Dans les années qui ont suivi, la compagnie a brillé à l’échelle internationale. L’engagement continu dans la recherche et le développement des techniques et des éléments scéniques innovants a abouti à des œuvres d’une beauté visuelle exceptionnelle, à l’image de Le Porteur (1997), un poème visuel sans paroles. Ce spectacle a été joué plus de 800 fois à travers le monde au cours des deux décennies qui ont suivi.

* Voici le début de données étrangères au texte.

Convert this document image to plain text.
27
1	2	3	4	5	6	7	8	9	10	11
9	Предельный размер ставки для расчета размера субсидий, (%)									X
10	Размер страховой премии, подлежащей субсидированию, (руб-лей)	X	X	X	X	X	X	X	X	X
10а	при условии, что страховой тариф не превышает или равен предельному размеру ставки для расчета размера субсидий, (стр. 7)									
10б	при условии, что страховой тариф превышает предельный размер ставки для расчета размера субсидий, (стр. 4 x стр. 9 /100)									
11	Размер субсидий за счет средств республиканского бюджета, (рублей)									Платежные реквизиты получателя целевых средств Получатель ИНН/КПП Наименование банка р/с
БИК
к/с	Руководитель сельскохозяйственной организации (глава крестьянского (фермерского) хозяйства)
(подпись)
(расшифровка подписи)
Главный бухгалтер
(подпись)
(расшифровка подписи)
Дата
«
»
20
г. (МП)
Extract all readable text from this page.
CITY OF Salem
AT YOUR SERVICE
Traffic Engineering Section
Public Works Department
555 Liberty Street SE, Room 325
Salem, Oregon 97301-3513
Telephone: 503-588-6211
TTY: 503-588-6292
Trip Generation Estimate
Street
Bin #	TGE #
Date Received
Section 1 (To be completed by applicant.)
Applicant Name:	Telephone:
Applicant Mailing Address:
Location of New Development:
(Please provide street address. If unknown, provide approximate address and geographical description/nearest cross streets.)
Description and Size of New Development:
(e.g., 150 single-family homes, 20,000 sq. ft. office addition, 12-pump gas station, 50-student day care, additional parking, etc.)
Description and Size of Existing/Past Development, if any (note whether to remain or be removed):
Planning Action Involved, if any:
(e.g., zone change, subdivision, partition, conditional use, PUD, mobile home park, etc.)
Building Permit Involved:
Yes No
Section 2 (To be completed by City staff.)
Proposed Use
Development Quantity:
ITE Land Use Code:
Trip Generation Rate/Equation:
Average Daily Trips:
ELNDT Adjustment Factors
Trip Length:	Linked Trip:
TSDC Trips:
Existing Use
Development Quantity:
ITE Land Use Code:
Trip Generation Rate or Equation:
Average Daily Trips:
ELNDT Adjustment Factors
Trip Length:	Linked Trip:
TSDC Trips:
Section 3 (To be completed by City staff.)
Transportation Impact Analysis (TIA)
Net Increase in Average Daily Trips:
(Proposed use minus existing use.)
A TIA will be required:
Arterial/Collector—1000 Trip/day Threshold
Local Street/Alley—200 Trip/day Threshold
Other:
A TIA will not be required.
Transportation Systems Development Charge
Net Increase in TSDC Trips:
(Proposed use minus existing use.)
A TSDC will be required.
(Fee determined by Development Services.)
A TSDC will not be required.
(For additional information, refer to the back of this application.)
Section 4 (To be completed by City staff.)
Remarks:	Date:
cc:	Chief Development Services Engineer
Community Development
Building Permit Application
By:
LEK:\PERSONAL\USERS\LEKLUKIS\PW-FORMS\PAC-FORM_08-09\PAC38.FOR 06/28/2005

Le Théâtre de l’Œil a toujours cherché à renouveler les univers abordés en collaborant avec divers auteurs et collaborateurs. Ainsi, Michel Tremblay, Marie-Louise Gay, Michelle Allen, Louise Bombardier, Larry Tremblay et d’autres ont écrit des textes originaux pour la compagnie. Des metteurs en scène tels que Martine Beaulne, Olivier Reichenbach, Simon Boudreault, Catherine Vidal, Olivier Kemeid, ainsi que des compositeurs tels que Libert Subirana (du groupe Harmonium), Silvy Grenier, Michel F. Côté, ainsi que de nombreux autres concepteurs, dont l’artiste visuel Richard Morin et le scénographe Richard Lacroix, ont participé à la création des productions de la compagnie, certains devenant des collaborateurs réguliers. En 2023, l’autrice Fanny Britt et l’autrice-compositrice-interprète Ariane Moffatt se sont jointes à la grande famille de l’Œil pour créer 176 pas

En tant que compagnie de tournée, le Théâtre de l’Œil compte aujourd’hui 31 productions et a largement diffusé ses spectacles au Québec, au Canada et dans le monde entier. Des tournées ont été réalisées aux États-Unis, notamment au prestigieux Kennedy Center à Washington et au New Victory Theater à New York, ainsi qu’au Japon, en Corée du Sud, en Suisse, au Mexique, en Allemagne, en Angleterre, en Espagne, en Irlande, aux Pays-Bas, au Danemark et en Chine. Désormais internationalement reconnue, la compagnie est fière de promouvoir l’excellence québécoise à l’étranger.